Dieses 99er Album von Van Morrison fügt sich nahtlos ein die Reihe (zumeist) erstklassiger Veröffentlichungen, die der Ire seit nunmehr rund 30 Jahren in schöner Unregelmäßigkeit auf den Plattenmarkt wirft. Insofern ist der Titel "Back on Top" einigermaßen unpassend, war "Van the Man" doch nie wirklich weg von der Spitze.

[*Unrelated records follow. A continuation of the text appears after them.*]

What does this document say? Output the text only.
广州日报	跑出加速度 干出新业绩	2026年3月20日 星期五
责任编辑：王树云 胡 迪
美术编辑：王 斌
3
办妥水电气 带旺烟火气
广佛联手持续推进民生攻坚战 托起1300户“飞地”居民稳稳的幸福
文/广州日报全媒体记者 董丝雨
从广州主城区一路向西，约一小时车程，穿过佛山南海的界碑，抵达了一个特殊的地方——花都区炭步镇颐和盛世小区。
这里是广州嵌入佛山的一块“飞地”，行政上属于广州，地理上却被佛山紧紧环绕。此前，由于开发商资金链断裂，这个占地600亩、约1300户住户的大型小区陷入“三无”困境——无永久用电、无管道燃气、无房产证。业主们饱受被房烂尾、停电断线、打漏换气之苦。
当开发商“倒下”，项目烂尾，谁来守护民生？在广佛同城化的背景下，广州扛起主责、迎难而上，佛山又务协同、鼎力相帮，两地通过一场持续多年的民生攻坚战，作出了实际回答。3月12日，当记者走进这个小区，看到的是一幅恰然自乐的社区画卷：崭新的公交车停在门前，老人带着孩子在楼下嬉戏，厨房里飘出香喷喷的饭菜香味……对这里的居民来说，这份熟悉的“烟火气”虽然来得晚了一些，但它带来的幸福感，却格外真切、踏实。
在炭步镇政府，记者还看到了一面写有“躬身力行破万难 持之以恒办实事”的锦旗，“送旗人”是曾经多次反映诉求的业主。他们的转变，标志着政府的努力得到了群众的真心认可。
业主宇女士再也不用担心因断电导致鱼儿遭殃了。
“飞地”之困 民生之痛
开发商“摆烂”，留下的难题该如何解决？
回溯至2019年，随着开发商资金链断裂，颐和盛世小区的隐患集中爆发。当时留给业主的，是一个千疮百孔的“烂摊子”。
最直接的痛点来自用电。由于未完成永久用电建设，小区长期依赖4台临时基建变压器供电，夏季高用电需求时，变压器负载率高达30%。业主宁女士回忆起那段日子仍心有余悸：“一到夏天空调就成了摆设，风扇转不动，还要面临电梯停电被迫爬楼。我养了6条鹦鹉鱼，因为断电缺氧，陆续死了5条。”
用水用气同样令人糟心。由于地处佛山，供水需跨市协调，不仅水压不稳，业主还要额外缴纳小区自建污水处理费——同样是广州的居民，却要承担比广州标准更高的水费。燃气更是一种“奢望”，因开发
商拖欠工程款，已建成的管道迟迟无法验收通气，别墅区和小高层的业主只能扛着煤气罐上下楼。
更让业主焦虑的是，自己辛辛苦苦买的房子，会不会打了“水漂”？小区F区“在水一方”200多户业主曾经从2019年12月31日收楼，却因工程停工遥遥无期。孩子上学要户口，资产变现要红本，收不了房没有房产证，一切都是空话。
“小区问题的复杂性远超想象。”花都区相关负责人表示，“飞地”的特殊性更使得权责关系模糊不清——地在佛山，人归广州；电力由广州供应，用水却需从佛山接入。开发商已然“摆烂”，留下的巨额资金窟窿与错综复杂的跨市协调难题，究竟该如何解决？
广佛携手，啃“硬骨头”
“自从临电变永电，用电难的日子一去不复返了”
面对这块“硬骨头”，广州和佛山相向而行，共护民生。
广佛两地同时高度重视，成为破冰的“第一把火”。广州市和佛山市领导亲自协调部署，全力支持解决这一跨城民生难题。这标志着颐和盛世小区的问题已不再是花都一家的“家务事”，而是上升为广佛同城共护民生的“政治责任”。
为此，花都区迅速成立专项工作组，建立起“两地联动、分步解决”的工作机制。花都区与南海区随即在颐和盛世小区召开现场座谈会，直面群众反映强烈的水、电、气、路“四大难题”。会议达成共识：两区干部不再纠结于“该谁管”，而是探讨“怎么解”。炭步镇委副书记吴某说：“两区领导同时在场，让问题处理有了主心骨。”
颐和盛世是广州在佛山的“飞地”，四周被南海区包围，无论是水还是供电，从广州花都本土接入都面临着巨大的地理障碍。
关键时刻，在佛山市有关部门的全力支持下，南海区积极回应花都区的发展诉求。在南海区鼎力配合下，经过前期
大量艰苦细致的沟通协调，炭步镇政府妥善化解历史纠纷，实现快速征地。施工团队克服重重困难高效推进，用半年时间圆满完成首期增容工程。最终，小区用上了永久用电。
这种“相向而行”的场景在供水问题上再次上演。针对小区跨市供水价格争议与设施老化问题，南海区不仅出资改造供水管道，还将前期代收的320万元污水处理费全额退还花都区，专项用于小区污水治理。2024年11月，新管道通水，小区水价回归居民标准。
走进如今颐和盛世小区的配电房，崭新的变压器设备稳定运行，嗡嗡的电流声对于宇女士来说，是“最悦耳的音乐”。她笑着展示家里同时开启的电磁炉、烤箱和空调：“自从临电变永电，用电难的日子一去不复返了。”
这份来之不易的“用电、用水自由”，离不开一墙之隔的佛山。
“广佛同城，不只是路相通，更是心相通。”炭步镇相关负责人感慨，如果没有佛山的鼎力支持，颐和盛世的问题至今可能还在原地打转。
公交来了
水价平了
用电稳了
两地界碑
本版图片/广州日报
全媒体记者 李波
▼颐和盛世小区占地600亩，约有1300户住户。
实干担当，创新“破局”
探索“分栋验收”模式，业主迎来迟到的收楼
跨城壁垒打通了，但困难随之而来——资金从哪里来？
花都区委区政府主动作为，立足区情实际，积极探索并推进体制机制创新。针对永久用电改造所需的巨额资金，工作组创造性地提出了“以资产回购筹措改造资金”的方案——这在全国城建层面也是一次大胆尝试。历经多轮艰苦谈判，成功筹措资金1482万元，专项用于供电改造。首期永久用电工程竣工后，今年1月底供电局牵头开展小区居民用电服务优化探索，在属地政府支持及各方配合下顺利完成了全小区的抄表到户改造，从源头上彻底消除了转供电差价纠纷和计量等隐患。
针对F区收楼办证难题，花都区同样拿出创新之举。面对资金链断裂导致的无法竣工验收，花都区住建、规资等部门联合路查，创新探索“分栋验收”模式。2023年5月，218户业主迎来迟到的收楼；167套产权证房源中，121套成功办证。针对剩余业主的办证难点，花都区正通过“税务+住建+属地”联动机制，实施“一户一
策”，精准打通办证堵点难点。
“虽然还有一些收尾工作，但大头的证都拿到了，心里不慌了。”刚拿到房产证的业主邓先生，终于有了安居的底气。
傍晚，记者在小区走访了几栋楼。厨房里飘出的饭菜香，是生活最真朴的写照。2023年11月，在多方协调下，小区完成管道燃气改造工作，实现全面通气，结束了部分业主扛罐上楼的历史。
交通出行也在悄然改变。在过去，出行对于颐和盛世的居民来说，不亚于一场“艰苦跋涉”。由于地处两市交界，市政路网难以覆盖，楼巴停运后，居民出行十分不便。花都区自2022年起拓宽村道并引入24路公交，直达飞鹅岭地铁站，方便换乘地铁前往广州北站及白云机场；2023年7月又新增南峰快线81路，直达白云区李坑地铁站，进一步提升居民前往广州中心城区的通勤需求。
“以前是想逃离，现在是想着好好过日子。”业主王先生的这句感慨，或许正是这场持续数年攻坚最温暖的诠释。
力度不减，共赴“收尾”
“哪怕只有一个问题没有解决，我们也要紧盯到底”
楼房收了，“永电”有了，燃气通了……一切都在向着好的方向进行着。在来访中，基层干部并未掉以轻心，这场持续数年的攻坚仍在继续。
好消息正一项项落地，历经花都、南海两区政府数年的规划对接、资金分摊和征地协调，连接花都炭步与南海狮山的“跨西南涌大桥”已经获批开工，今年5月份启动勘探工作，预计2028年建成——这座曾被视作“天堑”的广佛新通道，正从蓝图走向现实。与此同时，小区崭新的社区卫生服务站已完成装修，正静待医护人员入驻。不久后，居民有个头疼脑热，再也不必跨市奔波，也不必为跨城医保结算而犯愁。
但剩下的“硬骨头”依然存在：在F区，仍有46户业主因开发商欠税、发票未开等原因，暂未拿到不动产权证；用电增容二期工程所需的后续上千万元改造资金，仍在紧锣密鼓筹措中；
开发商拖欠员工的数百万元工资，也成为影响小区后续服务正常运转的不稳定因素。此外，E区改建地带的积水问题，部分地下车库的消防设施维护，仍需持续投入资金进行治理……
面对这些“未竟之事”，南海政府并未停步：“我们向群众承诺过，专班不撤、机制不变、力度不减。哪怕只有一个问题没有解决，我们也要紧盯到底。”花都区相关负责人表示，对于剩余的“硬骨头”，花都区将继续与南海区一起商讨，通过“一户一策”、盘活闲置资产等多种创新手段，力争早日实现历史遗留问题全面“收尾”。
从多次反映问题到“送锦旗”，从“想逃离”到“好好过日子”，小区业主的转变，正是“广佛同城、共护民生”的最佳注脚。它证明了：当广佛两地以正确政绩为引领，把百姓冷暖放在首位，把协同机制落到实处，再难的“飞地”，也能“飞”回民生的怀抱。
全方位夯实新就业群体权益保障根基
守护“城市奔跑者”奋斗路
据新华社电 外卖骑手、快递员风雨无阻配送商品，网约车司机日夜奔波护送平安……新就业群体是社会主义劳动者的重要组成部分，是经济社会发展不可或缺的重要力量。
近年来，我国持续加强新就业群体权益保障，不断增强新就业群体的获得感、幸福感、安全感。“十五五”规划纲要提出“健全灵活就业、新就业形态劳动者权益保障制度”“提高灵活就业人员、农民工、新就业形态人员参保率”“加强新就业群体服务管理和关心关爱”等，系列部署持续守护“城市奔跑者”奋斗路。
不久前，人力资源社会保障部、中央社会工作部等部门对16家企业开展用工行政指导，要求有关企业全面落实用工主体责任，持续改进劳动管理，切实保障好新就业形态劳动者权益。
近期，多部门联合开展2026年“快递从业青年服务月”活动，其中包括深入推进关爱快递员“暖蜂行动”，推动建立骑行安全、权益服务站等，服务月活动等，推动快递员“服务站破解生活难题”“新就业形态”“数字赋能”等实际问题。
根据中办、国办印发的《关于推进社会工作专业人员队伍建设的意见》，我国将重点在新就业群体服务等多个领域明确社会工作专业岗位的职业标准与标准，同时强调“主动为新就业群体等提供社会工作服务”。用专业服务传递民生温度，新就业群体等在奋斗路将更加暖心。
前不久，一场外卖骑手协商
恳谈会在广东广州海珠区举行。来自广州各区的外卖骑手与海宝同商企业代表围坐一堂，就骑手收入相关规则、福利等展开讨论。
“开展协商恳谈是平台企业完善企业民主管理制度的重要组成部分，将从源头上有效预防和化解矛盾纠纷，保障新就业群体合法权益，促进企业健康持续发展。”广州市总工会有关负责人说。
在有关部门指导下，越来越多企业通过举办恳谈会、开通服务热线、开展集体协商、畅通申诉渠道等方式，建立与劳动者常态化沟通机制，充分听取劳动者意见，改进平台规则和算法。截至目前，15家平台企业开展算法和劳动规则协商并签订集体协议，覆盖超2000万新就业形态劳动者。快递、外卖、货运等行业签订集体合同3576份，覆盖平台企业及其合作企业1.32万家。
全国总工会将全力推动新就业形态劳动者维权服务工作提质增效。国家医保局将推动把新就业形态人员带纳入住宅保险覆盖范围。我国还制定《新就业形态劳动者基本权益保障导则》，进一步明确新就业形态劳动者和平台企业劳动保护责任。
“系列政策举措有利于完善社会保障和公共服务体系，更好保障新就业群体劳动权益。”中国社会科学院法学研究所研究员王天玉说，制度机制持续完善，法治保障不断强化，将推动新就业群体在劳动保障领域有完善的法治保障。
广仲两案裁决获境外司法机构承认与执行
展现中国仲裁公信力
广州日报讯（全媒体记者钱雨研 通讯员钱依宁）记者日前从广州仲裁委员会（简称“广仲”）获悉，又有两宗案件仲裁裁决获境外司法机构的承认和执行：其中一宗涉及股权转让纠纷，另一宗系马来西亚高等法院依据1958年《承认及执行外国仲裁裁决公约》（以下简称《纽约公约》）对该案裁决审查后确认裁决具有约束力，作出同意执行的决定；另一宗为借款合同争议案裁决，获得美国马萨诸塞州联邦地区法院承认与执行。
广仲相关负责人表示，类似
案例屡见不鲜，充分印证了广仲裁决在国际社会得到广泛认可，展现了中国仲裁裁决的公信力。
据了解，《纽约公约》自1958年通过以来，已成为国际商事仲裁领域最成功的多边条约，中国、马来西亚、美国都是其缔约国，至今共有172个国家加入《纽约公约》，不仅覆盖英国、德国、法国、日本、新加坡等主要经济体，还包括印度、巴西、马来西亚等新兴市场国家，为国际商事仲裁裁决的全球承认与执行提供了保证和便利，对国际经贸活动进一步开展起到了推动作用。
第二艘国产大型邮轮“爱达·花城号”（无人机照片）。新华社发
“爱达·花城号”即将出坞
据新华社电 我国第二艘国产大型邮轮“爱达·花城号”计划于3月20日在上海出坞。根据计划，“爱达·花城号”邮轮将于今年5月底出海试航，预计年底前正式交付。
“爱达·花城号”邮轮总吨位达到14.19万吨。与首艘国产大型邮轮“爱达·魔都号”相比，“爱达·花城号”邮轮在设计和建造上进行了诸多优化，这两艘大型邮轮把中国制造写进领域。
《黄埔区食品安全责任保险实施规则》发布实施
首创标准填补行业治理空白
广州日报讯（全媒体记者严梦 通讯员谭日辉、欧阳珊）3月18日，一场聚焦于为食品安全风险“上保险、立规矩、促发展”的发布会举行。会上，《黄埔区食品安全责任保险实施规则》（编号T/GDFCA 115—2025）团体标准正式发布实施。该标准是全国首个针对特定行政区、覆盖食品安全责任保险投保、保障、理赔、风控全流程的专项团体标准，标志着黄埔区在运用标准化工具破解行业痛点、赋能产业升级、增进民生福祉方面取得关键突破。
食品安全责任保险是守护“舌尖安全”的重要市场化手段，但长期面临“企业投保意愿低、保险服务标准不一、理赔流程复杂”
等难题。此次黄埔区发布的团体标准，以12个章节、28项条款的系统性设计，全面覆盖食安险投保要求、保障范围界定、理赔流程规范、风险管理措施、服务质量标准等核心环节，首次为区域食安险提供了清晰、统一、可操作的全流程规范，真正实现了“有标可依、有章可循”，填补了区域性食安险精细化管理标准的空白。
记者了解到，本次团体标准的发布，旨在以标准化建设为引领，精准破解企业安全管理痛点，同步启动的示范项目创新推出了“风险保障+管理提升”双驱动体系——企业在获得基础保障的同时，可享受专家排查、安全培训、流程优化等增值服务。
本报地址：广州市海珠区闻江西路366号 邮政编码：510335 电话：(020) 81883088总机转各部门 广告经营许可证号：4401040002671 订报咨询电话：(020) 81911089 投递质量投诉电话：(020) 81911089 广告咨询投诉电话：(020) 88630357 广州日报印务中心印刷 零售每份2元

Dargeboten wird auf "Back on Top" die gewohnte Mischung aus Blues, R'n'B, Soul und Jazz, wobei diese Einflüsse zu einem unverkennbaren Stil verschmelzen. Von dem temporeichen Opener sollte man sich nicht täuschen lassen, der musikalische Schwerpunkt liegt eher auf Nummern im Mid- und Slow-Tempo-Bereich, von mal romantisch-verträumter, mal melancholisch-nachdenklicher Stimmung. Aufgelockert wird das Ganze durch flottere Nummern wie das bereits angesprochene "Goin' down Geneva", "New Biography" oder "Precious Time". Wie üblich umgibt sich Van Morrison auch auf dieser Scheibe ausschließlich mit erstklassigen Begleitmusikern, wobei der Gesamtsound wesentlich geprägt wird von der wundervollen Hammond-Organ Geraint Watkins', während speziell bei den ruhigeren Stücken die geschmackvollen Streicherarrangements von Fiachra Trench zu gefallen wissen. Die Stimme des Meisters selbst zu loben, schenke ich mir, denn das hieße ohnehin bloß, Eulen nach Athen zu tragen.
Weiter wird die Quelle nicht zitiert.